How do you convince a kid in the middle of an electrical storm that an unannounced nocturnal police visit to a neighborhood, particularly a black one, produces fear, and that fear gets people killed?

He looked over his shoulder to assure me. “I got this covered.” He stepped into the middle of the yard, his hand tucked around the butt of the hideaway resting inside the back of his belt, the rain beading on his face. The clouds flared again, and a man who had been hiding in the banana plants bolted for the street. It made no sense. If the man feared us, why didn’t he run for the alley? Then I remembered that access to the alley was sealed off by a wood fence between Bella’s cottage and the neighbor’s house.

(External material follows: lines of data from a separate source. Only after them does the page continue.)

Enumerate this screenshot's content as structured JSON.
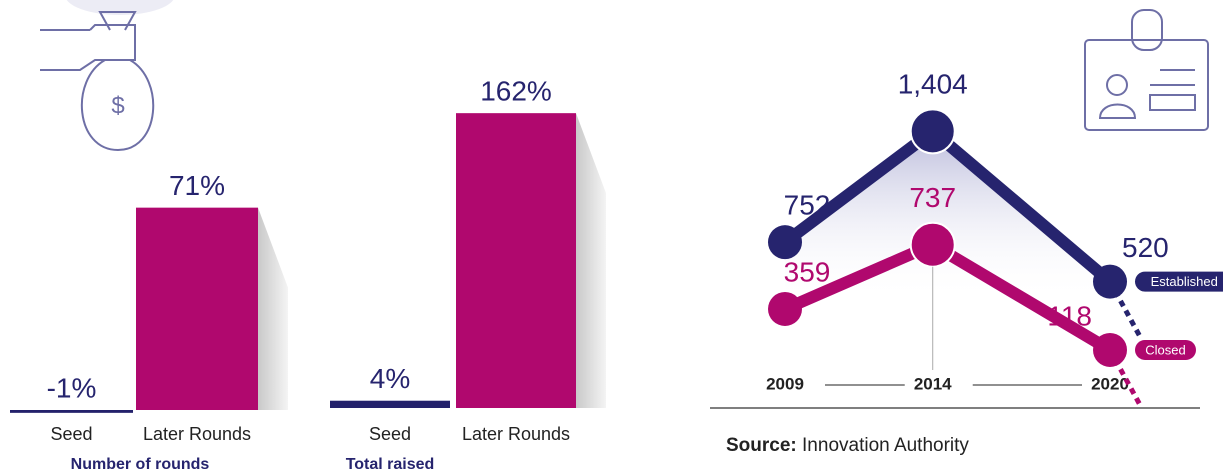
{
  "chart_data": [
    {
      "type": "bar",
      "categories": [
        "Seed",
        "Later Rounds"
      ],
      "values": [
        -1,
        71
      ],
      "value_labels": [
        "-1%",
        "71%"
      ],
      "xlabel": "Number of rounds",
      "colors": [
        "#23216b",
        "#b0086e"
      ]
    },
    {
      "type": "bar",
      "categories": [
        "Seed",
        "Later Rounds"
      ],
      "values": [
        4,
        162
      ],
      "value_labels": [
        "4%",
        "162%"
      ],
      "xlabel": "Total raised",
      "colors": [
        "#23216b",
        "#b0086e"
      ]
    },
    {
      "type": "line",
      "x": [
        2009,
        2014,
        2020
      ],
      "series": [
        {
          "name": "Established",
          "color": "#26246e",
          "values": [
            752,
            1404,
            520
          ],
          "value_labels": [
            "752",
            "1,404",
            "520"
          ]
        },
        {
          "name": "Closed",
          "color": "#b0086e",
          "values": [
            359,
            737,
            118
          ]
        }
      ]
    }
  ],
  "source": {
    "label": "Source:",
    "text": "Innovation Authority"
  }
}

“Police officer! Halt!” Sean said. He pulled his piece from his belt and pointed it in front of him with both hands. It was a .22 semi-auto.

“Hold on, Sean!”

“Son of a bitch has a gun.”

“Let him go, let him go, let him go.”

“The motherfucker has a gun. I saw it.”

“Lower your weapon!” I shouted at Sean.

The figure turned in the middle of the street; I don’t know why. Maybe he was trying to surrender. But he held his right arm straight out in front of him. Perhaps he was trying to show that he had a gun and was going to set it down. How do you put yourself inside the head of an armed faceless man who can park a pill in the middle of your face with a cat’s-whisker pull on the trigger?

“Drop it! You hear me? Drop it!” Sean shouted. “Don’t think about it! Do it! Do it! Do it!”

I saw the man’s wrist start to turn downward. Maybe he was going to set his weapon slowly on asphalt so it wouldn’t discharge. I had my badge out and was holding it so it reflected the streetlamp. I felt the situation begin to correct itself. “Just lower your weapon slowly and set it down and step away from it. We’ll all go home safe.”

I thought I saw the man’s knees start to bend. I thought I saw a smile of recognition on his face. But I also saw the barrel of the Luger tilt upward as he started to squat down.

Sean starting shooting, pop-pop-pop-pop, four or five or maybe seven rounds, I couldn’t count them. The bolt on his .22 semi-auto locked open on an empty chamber.

The man with the Luger went straight down like a puppet released from its strings.

“Fuck!” Sean said.

I stepped off the curb. A car was coming down the street, its headlights sweeping across us. Hugo Tillinger was on his back, wearing a suit coat over a T-shirt, his face unshaved. His body looked like a broken question mark. There were two entry wounds in his throat, one in his chest, and one above his ear. His hand fluttered at his throat. A large red bubble issued from his mouth. The Luger lay by his side. I pushed it away with my foot and squatted down, my knees aching.

“Where’s Bella?” I said.

His eyes closed and opened.

“Answer me. What did you do to her?”

He shook his head. His teeth were red. A guttural word was trying to climb out of his voice box.

Sean was standing beside me. “Dave, I didn’t want to do it.”

I pulled him away from Tillinger. “Now’s not the time for it.”

“I begged him to drop it. I never drew down on anybody.”